After finishing the course, the student shall:
• display knowledge of and insight into the methodology within the field of research, encompassing the humanities and the social science disciplines relevant to IMER-related research, as well as the various theoretical perspectives that inform such research;
• display an ability to independently identify and formulate a problem for detailed consideration both orally and in writing, and apply methodology correctly in a specific research situation in order to convey the results of their own work, and the results of others;
• display an ability to evaluate and elaborate on issues of empirical research from the relevant social and ethical perspectives.
The course is based on active participation of the students. A variety of methods, including interactive lectures/discussions, assigned readings, and group projects will be utilised for the purpose of achieving the course objectives.
The assessment of the students’ knowledge will be based on individually performed written assignments and/or on oral or written presentations of group projects. In group presentations the individual student’s contribution must be distinguishable.
Students who do not pass the regular course exams have the minimum of two re-sit opportunities. Re-sits follow the same form as the original exams, apart from re-sits for group work, which take the form of individual written and oral assignments.
General literature (whole course):
- 6, P. & Bellamy, C. (2012) Principles of Methodology: Research Design in Social Science. London: Sage. [336 pp.]
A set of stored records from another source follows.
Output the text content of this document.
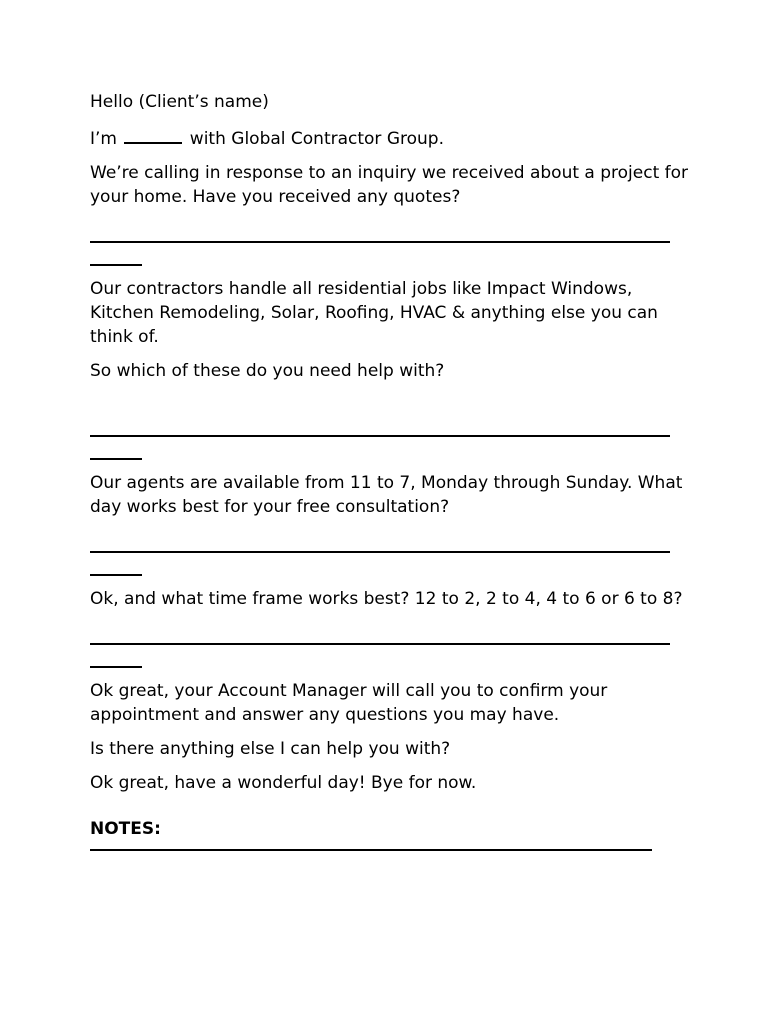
Hello (Client’s name)

I’m	with Global Contractor Group.

We’re calling in response to an inquiry we received about a project for your home. Have you received any quotes?

Our contractors handle all residential jobs like Impact Windows, Kitchen Remodeling, Solar, Roofing, HVAC & anything else you can think of.

So which of these do you need help with?

Our agents are available from 11 to 7, Monday through Sunday. What day works best for your free consultation?

Ok, and what time frame works best? 12 to 2, 2 to 4, 4 to 6 or 6 to 8?

Ok great, your Account Manager will call you to confirm your appointment and answer any questions you may have.

Is there anything else I can help you with?

Ok great, have a wonderful day! Bye for now.

NOTES:
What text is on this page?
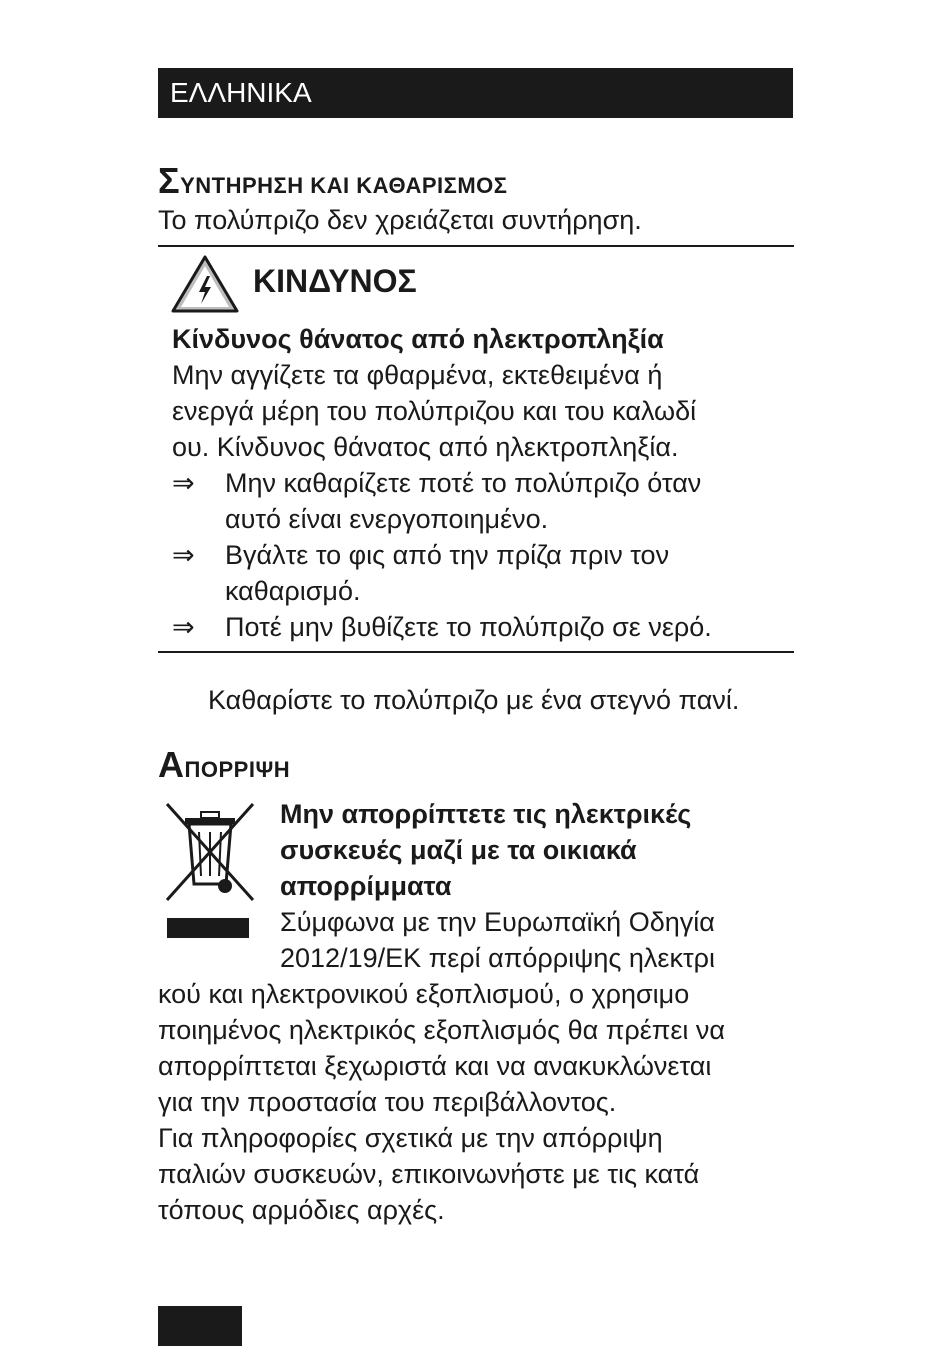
ΕΛΛΗΝΙΚΑ
ΣΥΝΤΗΡΗΣΗ ΚΑΙ ΚΑΘΑΡΙΣΜΟΣ
Το πολύπριζο δεν χρειάζεται συντήρηση.
ΚΙΝΔΥΝΟΣ
Κίνδυνος θάνατος από ηλεκτροπληξία
Μην αγγίζετε τα φθαρμένα, εκτεθειμένα ή
ενεργά μέρη του πολύπριζου και του καλωδί
ου. Κίνδυνος θάνατος από ηλεκτροπληξία.
⇒ Μην καθαρίζετε ποτέ το πολύπριζο όταν
αυτό είναι ενεργοποιημένο.
⇒ Βγάλτε το φις από την πρίζα πριν τον
καθαρισμό.
⇒ Ποτέ μην βυθίζετε το πολύπριζο σε νερό.
Καθαρίστε το πολύπριζο με ένα στεγνό πανί.
ΑΠΟΡΡΙΨΗ
Μην απορρίπτετε τις ηλεκτρικές
συσκευές μαζί με τα οικιακά
απορρίμματα
Σύμφωνα με την Ευρωπαϊκή Οδηγία
2012/19/ΕΚ περί απόρριψης ηλεκτρι
κού και ηλεκτρονικού εξοπλισμού, ο χρησιμο
ποιημένος ηλεκτρικός εξοπλισμός θα πρέπει να
απορρίπτεται ξεχωριστά και να ανακυκλώνεται
για την προστασία του περιβάλλοντος.
Για πληροφορίες σχετικά με την απόρριψη
παλιών συσκευών, επικοινωνήστε με τις κατά
τόπους αρμόδιες αρχές.
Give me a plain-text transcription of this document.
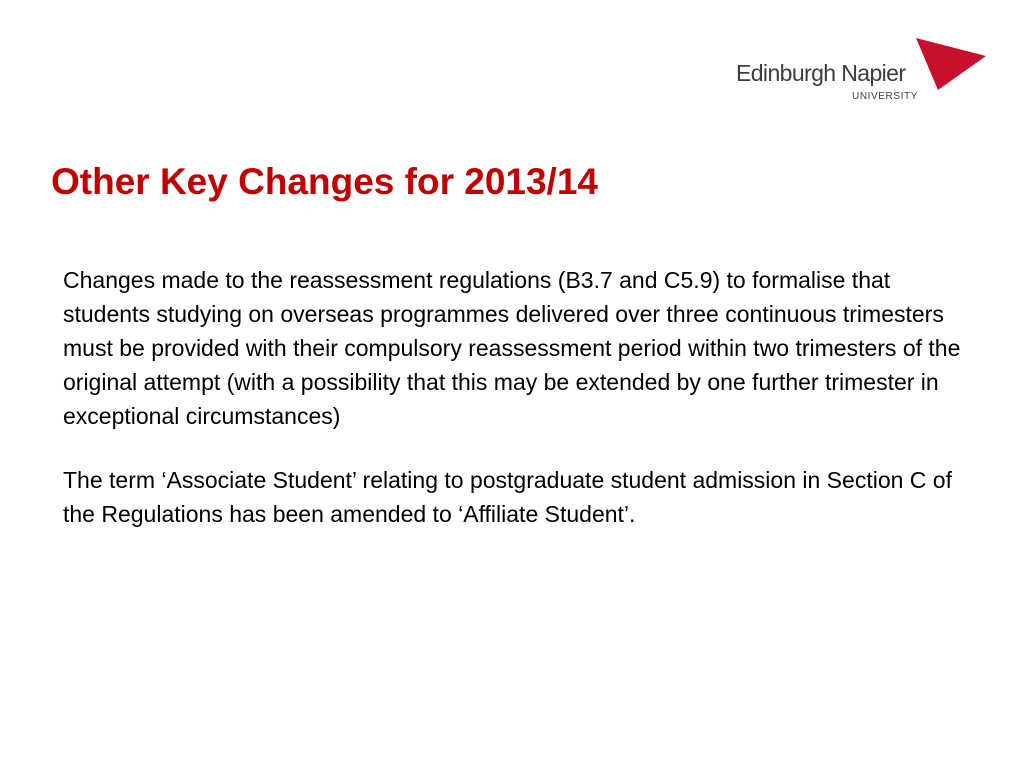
Edinburgh Napier
UNIVERSITY
Other Key Changes for 2013/14

Changes made to the reassessment regulations (B3.7 and C5.9) to formalise that students studying on overseas programmes delivered over three continuous trimesters must be provided with their compulsory reassessment period within two trimesters of the original attempt (with a possibility that this may be extended by one further trimester in exceptional circumstances)

The term ‘Associate Student’ relating to postgraduate student admission in Section C of the Regulations has been amended to ‘Affiliate Student’.
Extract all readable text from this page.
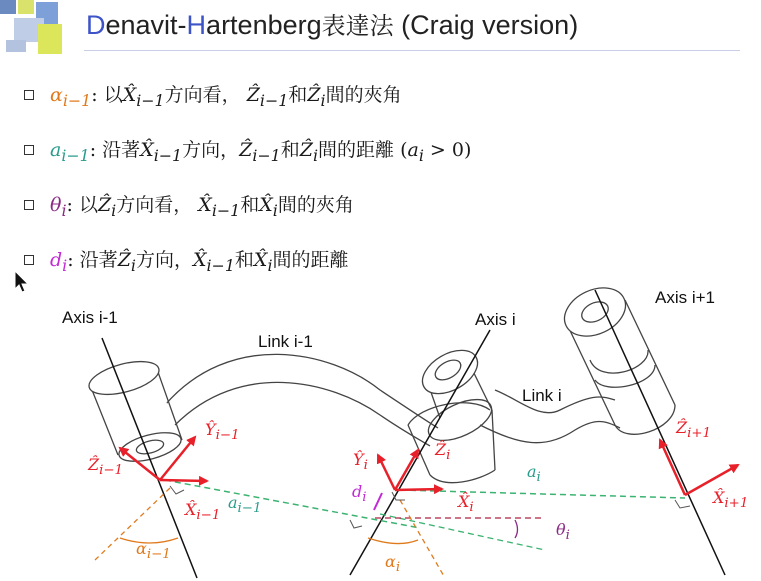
Denavit-Hartenberg表達法 (Craig version)
$\alpha_{i-1}$: 以$X̂_{i-1}$方向看， Ẑ$_{i-1}$和Ẑ$_i$間的夾角
$a_{i-1}$: 沿著$X̂_{i-1}$方向，Ẑ$_{i-1}$和Ẑ$_i$間的距離 $(a_i > 0)$
$\theta_i$: 以Ẑ$_i$方向看， $X̂_{i-1}$和$X̂_i$間的夾角
$d_i$: 沿著Ẑ$_i$方向，$X̂_{i-1}$和$X̂_i$間的距離
Axis i-1	Axis i
Axis i+1
Link i-1
Link i
Ẑ$_{i-1}$
$Ŷ_{i-1}$
$X̂_{i-1}$
$a_{i-1}$
$\alpha_{i-1}$
$Ŷ_i$
Ẑ$_i$
$X̂_i$
$d_i$
$a_i$
$\theta_i$
$\alpha_i$
Ẑ$_{i+1}$
$X̂_{i+1}$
- Oliver, P. (2010) The student’s guide to research ethics. 2nd ed. McGraw-Hill/Open University Press (Open UP study skills). [170 pp.]
- Rosenberg, A. (2015) Philosophy of Social Science (5th ed.). Boulder, Colorado: Westview Press. [360 pp.]
- Chambliss, D. and Schutt, R. (2018) Making Sense of the Social World: Methods of Investigation. London: Sage. [400 pp.]
Interview and observation methods
- Brinkmann, S., and Kvale, S. (2018) Doing interviews, Qualitative research Kit (2nd ed.). London: Sage. [120 pp.]
- Hammersley Martin (2007) Ethnography. Principles in Practice. London and NY: Routledge, Taylor and Francis Group (E-book). [280 pp.]
- Karlsson, J. C. and Bergman, A. (2016) Methods for Social Theory. Analytical Tools for Theorizing and Writing. Abingdon-on-Thames, UK: Routledge. [168 pp.]
- Mayan, M. J. (2009) Essentials of Qualitative Inquiry. London and New York: Routledge, Taylor and Francis Group. [172 pp.]
Methods for text analysis
- Boréus, K. and Bergström, G. (2017) Analyzing Text and Discourse: Eight Approaches for the Social Science. London: Sage. [304 pp.]
Additional articles and academic theses will be agreed upon during the course.
All students are offered an opportunity to give oral or written feedback at the end of the course. A summary of the results will be made available. The students are also given a possibility to offer feedback through the course council.